The Third Draft

I’ve been working on my third Maggie Dove book for more than a year. The first draft flowed out of me in a Nanowrimo eruption–more than 50,000 words in a month. The second draft took longer. I had to read through all those words and figure out what the plot was, which did not become clear to me until about word 17,000. Then I had to figure out who the characters were and what they wanted. You would think this would be a simple matter since my protagonist stays the same from book to book, but Maggie Dove is evolving (as am I) and I needed to think about how to reflect that. Then, of course, there are all the murder details, and those take a certain amount of cogitation.
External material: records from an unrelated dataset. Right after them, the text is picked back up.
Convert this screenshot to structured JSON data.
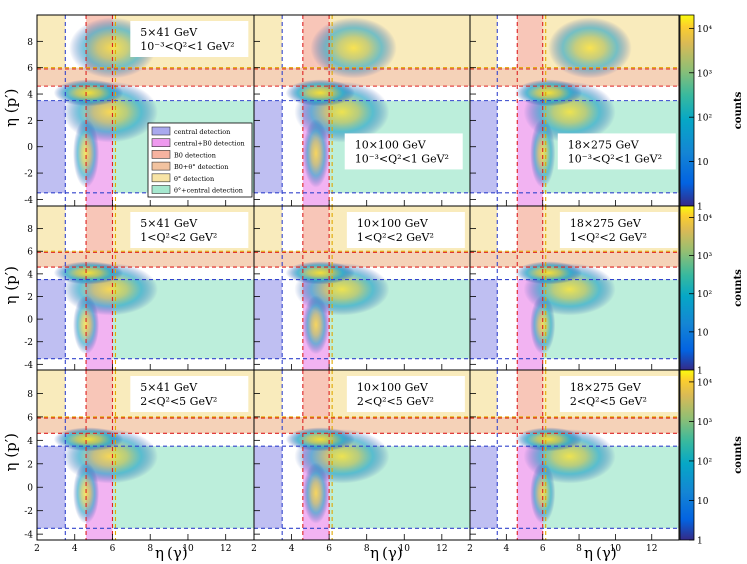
{
  "figure": {
    "y_axis_label_prefix": "η",
    "y_axis_label_particle": "(p′)",
    "x_axis_label_prefix": "η",
    "x_axis_label_particle": "(γ)",
    "colorbar_label": "counts"
  },
  "legend": {
    "entries": [
      {
        "label": "central detection",
        "color": "#a9a9ee"
      },
      {
        "label": "central+B0 detection",
        "color": "#ee99ee"
      },
      {
        "label": "B0 detection",
        "color": "#f6b3a0"
      },
      {
        "label": "B0+θ° detection",
        "color": "#f2c3a0"
      },
      {
        "label": "θ° detection",
        "color": "#f7e4a6"
      },
      {
        "label": "θ°+central detection",
        "color": "#a6e8cf"
      }
    ]
  },
  "chart_data": {
    "type": "heatmap",
    "grid": {
      "rows": 3,
      "cols": 3
    },
    "xlim": [
      2,
      13.5
    ],
    "ylim": [
      -4.5,
      10
    ],
    "xticks": [
      2,
      4,
      6,
      8,
      10,
      12
    ],
    "yticks": [
      -4,
      -2,
      0,
      2,
      4,
      6,
      8
    ],
    "colorbar": {
      "scale": "log",
      "range": [
        1,
        20000
      ],
      "ticks": [
        "1",
        "10",
        "10²",
        "10³",
        "10⁴"
      ],
      "label": "counts"
    },
    "regions": {
      "central_eta_max": 3.5,
      "central_eta_min": -3.5,
      "b0_eta_range": [
        4.6,
        5.9
      ],
      "zdc_eta_min": 6.0
    },
    "panels": [
      {
        "beam": "5×41 GeV",
        "q2": "10⁻³<Q²<1 GeV²",
        "row": 0,
        "col": 0,
        "cut_x": [
          3.5,
          4.6,
          6.0
        ]
      },
      {
        "beam": "10×100 GeV",
        "q2": "10⁻³<Q²<1 GeV²",
        "row": 0,
        "col": 1,
        "cut_x": [
          3.5,
          4.6,
          6.0
        ]
      },
      {
        "beam": "18×275 GeV",
        "q2": "10⁻³<Q²<1 GeV²",
        "row": 0,
        "col": 2,
        "cut_x": [
          3.5,
          4.6,
          6.0
        ]
      },
      {
        "beam": "5×41 GeV",
        "q2": "1<Q²<2 GeV²",
        "row": 1,
        "col": 0,
        "cut_x": [
          3.5,
          4.6,
          6.0
        ]
      },
      {
        "beam": "10×100 GeV",
        "q2": "1<Q²<2 GeV²",
        "row": 1,
        "col": 1,
        "cut_x": [
          3.5,
          4.6,
          6.0
        ]
      },
      {
        "beam": "18×275 GeV",
        "q2": "1<Q²<2 GeV²",
        "row": 1,
        "col": 2,
        "cut_x": [
          3.5,
          4.6,
          6.0
        ]
      },
      {
        "beam": "5×41 GeV",
        "q2": "2<Q²<5 GeV²",
        "row": 2,
        "col": 0,
        "cut_x": [
          3.5,
          4.6,
          6.0
        ]
      },
      {
        "beam": "10×100 GeV",
        "q2": "2<Q²<5 GeV²",
        "row": 2,
        "col": 1,
        "cut_x": [
          3.5,
          4.6,
          6.0
        ]
      },
      {
        "beam": "18×275 GeV",
        "q2": "2<Q²<5 GeV²",
        "row": 2,
        "col": 2,
        "cut_x": [
          3.5,
          4.6,
          6.0
        ]
      }
    ]
  }
}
Drowning versus falling off a cliff versus getting hit on the head with an ax. I have to choose the right thing to go with the murderer, and oh, about halfway through I decided that the killer was going to be someone else entirely. I surprised myself, and hopefully will surprise the reader, but that meant I had to go back and think some more about what I’d plotted out. By the time I finished the second draft it was November, and now I’m in the midst of the third draft, which I find the hardest one to write. Because there are no more little spots where you can write in TK (meaning To Come, meaning, I’ll fix it later.) This is the draft where I have to fix that sentence that has been giving me trouble all along. This is the draft where I have to figure out how on earth someone can be some place on Tuesday when I’ve just set up a snow storm on Monday. I have the confidence of knowing the story’s there. The story is in place. But now I have to make it shine. All of which is to say, it takes patience.  So much of writing takes patience and I’m coming to realize that a big part of patience is trust. I know I will do this. Unless of course I go keeling over, I will get this done. I will make it through the holidays, I will finish up my manuscript and send it to my agent and she will say wise things. I just have to take the time to do it just right. But honestly, I just want it all to be done.  How do you keep your patience?